Back at the St. Gregory Parliament the Bailiff is reassuring the senate that France's surrender to Nazi Germany (June 18, 1940) and the occupation of the Norman Peninsula, just 8 miles across the channel, will not affect life on agrarian St. Gregory when it is announced that the British, rather than reinforcing their garrison, are withdrawing completely to leave the island defenseless. The showing of the newsreel of the Wehrmacht marching beneath the Arc de Triomphe, sparks public and private debate whether to remain as patriots ("fleeing would be treachery") or evacuate by boat to safety in England.
As the German invasion looms the aging Bailiff and Senator Dorr speak from the balcony of Parliament, urging calm but neither endorsing nor discouraging an official evacuation. The news strains (or breaks) family relations among the Dorrs, Mahys and Jonases, and erodes social order; looting and profiteering take hold and there is a run on the bank.
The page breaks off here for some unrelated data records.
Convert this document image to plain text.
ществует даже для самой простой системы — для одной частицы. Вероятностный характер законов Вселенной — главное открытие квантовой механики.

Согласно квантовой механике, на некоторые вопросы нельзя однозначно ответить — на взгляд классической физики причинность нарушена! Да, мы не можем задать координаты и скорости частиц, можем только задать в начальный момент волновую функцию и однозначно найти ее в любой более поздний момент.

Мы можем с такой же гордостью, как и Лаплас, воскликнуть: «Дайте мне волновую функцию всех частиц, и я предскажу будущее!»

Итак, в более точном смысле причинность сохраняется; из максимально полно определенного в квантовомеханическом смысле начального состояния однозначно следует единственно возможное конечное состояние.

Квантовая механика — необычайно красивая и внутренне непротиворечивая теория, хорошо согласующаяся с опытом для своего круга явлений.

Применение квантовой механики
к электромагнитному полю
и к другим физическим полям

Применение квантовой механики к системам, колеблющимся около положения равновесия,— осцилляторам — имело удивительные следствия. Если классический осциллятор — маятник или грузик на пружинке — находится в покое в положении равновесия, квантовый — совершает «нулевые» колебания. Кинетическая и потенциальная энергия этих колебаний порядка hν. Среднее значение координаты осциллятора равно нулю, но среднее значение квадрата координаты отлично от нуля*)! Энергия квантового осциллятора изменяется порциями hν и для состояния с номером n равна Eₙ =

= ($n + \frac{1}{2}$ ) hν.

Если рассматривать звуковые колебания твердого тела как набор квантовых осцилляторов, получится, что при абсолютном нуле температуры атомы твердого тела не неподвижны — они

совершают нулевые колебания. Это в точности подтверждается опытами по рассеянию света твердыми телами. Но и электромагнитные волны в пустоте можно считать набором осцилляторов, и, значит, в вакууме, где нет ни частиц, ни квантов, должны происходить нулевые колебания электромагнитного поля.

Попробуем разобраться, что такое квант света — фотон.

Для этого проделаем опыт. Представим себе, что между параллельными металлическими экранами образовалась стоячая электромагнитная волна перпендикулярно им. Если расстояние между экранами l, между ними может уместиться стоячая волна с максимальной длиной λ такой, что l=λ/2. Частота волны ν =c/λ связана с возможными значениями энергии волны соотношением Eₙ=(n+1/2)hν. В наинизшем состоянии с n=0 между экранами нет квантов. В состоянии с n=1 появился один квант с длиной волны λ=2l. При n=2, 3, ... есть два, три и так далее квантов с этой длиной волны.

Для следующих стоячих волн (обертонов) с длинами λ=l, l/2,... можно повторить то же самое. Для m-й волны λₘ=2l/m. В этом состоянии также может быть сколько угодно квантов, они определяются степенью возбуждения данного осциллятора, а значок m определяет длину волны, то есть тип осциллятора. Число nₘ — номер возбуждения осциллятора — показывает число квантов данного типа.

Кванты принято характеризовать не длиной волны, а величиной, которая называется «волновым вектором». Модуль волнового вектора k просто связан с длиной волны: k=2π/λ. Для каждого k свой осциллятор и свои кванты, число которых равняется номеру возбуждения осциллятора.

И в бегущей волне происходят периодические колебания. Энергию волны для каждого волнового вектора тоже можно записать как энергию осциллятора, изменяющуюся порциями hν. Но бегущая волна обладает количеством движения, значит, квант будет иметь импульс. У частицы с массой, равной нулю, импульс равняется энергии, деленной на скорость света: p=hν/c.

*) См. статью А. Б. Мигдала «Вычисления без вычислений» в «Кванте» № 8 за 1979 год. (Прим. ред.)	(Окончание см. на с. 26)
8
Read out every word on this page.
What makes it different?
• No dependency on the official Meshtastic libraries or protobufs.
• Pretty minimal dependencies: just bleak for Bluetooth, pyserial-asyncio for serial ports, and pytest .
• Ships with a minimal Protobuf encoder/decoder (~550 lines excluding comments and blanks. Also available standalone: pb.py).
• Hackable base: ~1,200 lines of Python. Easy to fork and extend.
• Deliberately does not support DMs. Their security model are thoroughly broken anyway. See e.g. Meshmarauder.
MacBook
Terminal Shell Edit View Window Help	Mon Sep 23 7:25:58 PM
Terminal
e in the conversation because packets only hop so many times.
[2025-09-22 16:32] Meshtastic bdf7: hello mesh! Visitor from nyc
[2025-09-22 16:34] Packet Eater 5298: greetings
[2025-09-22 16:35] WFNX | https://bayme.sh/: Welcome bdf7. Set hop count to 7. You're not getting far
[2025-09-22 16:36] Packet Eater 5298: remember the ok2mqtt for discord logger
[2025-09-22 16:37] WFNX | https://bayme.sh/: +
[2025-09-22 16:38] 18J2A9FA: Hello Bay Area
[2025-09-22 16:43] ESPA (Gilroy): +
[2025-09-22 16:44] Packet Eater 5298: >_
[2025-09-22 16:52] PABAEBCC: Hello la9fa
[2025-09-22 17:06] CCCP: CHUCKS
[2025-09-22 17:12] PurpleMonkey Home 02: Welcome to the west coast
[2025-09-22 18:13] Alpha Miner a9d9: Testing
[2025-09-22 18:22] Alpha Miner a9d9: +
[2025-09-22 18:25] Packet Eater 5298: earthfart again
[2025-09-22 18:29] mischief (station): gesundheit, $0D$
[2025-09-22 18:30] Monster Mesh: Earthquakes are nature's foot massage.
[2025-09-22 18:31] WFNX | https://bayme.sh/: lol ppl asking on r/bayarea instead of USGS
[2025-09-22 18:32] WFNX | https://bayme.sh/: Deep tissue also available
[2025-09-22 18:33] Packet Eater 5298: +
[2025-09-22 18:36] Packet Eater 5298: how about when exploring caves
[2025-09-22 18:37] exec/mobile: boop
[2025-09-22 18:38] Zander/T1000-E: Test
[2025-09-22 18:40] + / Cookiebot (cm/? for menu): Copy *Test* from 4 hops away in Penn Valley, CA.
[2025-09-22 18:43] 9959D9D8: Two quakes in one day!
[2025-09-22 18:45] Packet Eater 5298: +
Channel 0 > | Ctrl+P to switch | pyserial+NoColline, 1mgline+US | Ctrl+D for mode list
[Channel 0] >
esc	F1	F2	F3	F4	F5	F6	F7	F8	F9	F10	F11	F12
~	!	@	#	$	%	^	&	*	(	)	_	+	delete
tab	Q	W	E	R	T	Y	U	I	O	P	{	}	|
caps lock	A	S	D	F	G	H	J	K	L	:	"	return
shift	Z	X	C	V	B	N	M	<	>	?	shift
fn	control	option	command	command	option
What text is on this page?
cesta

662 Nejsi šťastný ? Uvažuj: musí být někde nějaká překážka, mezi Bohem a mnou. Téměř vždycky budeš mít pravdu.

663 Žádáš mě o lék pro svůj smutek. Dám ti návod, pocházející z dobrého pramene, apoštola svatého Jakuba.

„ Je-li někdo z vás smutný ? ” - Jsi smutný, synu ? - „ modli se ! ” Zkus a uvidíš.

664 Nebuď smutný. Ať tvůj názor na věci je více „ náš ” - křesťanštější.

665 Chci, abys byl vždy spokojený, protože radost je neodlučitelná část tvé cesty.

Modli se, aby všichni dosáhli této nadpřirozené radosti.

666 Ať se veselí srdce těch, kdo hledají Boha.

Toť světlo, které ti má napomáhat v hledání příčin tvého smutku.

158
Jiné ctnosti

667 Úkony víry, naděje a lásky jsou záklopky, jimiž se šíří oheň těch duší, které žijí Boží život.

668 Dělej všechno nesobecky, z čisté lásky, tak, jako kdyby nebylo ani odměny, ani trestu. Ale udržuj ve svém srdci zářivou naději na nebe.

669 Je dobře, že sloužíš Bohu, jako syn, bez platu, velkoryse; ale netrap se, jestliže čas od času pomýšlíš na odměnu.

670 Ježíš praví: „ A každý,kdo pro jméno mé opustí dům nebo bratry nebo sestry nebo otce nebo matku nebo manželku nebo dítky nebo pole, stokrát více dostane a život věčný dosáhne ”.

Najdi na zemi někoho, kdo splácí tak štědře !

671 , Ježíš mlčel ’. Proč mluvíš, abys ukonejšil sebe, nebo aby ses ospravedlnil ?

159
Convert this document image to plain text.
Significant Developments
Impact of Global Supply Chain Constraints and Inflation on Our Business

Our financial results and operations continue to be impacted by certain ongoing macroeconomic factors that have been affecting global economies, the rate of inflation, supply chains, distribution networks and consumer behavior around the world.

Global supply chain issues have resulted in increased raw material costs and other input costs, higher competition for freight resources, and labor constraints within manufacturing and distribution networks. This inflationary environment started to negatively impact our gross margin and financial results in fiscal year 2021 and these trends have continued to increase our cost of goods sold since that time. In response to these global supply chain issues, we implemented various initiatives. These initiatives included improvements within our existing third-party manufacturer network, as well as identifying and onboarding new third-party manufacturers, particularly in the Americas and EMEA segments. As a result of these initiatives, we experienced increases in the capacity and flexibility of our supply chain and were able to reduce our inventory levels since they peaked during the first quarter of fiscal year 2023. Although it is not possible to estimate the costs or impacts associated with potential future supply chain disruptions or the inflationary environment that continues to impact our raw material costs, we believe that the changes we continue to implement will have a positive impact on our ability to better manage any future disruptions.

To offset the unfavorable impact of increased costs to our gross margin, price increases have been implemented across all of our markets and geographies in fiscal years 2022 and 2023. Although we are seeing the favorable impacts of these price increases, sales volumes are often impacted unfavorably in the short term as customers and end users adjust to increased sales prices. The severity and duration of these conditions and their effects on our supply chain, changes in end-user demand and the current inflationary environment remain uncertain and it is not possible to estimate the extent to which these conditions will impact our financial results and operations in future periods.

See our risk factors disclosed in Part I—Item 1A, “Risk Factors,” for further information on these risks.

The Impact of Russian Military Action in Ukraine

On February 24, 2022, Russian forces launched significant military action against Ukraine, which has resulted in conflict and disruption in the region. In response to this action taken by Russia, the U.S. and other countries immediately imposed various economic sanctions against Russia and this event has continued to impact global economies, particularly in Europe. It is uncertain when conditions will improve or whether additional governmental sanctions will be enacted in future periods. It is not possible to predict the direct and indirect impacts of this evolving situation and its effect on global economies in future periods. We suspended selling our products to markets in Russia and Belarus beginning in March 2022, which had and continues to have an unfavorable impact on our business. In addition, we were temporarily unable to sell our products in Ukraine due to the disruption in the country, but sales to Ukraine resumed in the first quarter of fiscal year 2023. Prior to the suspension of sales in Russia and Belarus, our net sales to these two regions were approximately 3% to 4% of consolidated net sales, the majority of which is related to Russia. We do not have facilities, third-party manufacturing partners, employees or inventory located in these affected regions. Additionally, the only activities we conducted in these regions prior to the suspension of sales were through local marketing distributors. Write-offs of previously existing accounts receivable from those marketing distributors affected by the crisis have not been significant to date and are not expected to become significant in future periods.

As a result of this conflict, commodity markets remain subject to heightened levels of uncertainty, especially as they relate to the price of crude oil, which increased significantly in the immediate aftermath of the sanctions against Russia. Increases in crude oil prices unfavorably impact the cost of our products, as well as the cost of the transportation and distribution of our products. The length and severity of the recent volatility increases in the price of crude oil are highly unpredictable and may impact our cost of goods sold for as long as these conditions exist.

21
Tragedy strikes when the Luftwaffe, having mistaken the tomato lorries parked by the pier for troop carriers, strafes and bombs the port, killing several dozen, including Urban Mahy. A German reconnaissance plane then drops leaflets announcing the protocol for the island's surrender: white flags hung from every structure.
The Dorrs, now reconciled, the Mahys, lead by the widow Cassie, and the Jonases, having discovered that their son still on the island (only the daughter evacuated), await the German occupation with the resolve to carry on.
In the final sequence we meet Baron Heinrich Von Rheingarten, the German Commandant who arrives with a battalion of landsers to take possession of St. Gregory "in the name of the Chancellor of the Third Reich". He quickly establishes his credentials as a cultured member of the old Prussian aristocracy, through his courteous treatment of his presumptive peers, the Dorrs, and an appreciation for the local architecture. An efficient officer (he wastes no time in requisitioning the Bailiff's car and "finest hotel on the island" (the St. George) for his staff) he also finds humor in his chauffeur's confusion with the right hand drive on the vehicle, "other side, Muller".
In the final scene he addresses the assembled German troops from the balcony of the Parliament building, now draped in swastikas. His Nazi salute and accompanying "Heil Hitler" strike an ominous note and close the episode.